I never knew that was the name for April Fool's Day
 
Nowadays, I just sit back and enjoy reading the Onion on that day; I think I've filled my practical joke quota for a lifetime.
 
My cat is depressed. I got her a scratcher which has catnip inside, but she doesn't care about it.
So didn't eat much today, nor drank too much. Her fur feels weird as well...
 
...how many days has she been that way?
 
10:52 PM
Three-four days, with the food intake varying but not too much either way.
 
If she's still that way the next day... time for the vet.
(If she's ignoring catnip, something seems dreadfully wrong.)
 
I need to check how this scratcher works. It has a bag of dried plants (supposedly catnip) in the pack, but it does not say how to apply it. In fact it says that the catnip is already in the cardboard scratching board.
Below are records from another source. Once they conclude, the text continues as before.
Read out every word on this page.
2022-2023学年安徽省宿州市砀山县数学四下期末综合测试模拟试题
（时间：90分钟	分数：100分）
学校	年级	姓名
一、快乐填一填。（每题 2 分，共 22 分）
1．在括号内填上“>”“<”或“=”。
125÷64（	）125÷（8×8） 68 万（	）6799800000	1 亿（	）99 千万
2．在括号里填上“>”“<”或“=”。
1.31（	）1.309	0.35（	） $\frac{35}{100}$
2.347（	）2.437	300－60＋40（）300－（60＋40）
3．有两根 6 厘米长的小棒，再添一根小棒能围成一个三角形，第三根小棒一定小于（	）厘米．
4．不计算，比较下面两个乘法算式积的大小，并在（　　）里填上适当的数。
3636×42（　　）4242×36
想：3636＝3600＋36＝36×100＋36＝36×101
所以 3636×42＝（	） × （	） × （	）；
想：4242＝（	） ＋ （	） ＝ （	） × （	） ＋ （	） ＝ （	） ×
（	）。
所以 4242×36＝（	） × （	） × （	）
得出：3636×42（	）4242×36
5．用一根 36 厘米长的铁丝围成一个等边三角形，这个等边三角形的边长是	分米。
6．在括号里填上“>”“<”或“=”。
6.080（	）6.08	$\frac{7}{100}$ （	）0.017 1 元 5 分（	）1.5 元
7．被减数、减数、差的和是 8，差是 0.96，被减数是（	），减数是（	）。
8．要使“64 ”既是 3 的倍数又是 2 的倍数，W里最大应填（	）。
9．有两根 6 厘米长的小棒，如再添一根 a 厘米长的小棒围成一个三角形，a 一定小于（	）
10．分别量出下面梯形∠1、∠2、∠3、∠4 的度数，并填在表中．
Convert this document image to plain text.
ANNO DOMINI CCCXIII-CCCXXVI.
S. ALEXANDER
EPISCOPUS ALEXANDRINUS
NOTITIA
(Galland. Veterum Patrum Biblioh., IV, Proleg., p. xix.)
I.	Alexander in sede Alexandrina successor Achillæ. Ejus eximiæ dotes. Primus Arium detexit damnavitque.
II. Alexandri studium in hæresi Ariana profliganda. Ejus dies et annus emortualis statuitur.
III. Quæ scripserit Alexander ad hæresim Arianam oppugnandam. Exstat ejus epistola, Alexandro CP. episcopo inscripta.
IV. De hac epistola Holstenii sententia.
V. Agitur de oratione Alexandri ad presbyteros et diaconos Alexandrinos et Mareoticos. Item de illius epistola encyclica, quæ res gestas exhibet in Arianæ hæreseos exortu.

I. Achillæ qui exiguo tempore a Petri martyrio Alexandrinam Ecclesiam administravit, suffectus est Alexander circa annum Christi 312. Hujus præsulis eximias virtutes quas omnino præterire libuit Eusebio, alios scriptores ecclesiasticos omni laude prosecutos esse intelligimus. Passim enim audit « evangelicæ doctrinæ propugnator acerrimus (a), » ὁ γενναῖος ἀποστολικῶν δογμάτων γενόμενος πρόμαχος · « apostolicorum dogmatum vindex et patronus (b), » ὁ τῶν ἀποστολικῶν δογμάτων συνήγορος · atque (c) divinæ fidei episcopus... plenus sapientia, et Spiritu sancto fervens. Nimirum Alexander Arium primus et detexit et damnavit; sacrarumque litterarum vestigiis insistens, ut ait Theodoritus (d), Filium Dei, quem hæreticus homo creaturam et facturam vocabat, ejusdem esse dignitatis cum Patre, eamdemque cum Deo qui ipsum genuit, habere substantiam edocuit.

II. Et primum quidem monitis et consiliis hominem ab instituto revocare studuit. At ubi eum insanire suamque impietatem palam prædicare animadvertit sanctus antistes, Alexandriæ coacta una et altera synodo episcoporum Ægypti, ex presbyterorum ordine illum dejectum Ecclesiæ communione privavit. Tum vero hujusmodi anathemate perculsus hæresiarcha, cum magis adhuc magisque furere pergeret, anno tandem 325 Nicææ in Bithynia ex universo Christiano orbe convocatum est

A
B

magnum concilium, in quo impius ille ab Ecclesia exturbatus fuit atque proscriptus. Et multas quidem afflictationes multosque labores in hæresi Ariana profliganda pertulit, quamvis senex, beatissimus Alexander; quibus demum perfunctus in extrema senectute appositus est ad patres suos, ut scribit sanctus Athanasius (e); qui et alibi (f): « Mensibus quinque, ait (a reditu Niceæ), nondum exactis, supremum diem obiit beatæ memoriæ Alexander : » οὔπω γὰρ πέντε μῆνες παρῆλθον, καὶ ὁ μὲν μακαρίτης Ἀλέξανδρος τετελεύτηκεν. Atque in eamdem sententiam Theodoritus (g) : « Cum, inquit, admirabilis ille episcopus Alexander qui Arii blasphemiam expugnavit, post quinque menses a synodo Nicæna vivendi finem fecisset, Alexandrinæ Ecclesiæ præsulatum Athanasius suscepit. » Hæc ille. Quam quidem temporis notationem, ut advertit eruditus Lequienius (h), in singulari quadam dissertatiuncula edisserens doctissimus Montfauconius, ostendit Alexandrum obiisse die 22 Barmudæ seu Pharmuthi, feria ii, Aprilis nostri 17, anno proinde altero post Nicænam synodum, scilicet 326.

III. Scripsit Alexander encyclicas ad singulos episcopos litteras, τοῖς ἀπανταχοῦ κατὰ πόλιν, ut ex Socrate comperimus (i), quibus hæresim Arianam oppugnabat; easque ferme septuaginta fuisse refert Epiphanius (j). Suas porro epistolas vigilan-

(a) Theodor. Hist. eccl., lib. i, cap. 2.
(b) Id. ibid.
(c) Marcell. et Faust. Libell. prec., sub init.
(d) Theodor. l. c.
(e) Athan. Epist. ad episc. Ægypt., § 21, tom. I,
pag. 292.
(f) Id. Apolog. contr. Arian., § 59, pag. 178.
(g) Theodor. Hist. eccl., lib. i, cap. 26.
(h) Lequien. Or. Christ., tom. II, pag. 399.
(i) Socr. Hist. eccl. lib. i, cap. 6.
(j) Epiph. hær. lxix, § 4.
And that the owner needs only to scratch it a bit on its own to release some of the catnip to attract the cat.
 
Well, you'll definitely know if the catnip smell is coming out...
 
So if it smells like a cardboard then I wasted 40 shekels for nothing?
 
@JM It's getting too much for me now already. I'll have to start filtering out the tags I'm really not interested in. There were roughly 180-190 questions active in the past 24 hours.
 
10:58 PM
@AsafKaragila Well, you should try scratching yourself first if that's what the manual says...
 
@JM I did more than a few times. The dried plant had no smell either, and I tried putting it under the scratching board.
 
@tb Yeah; not much of a break for you if you're facing a question torrent...
Did you take the dried plant matter out of the bag?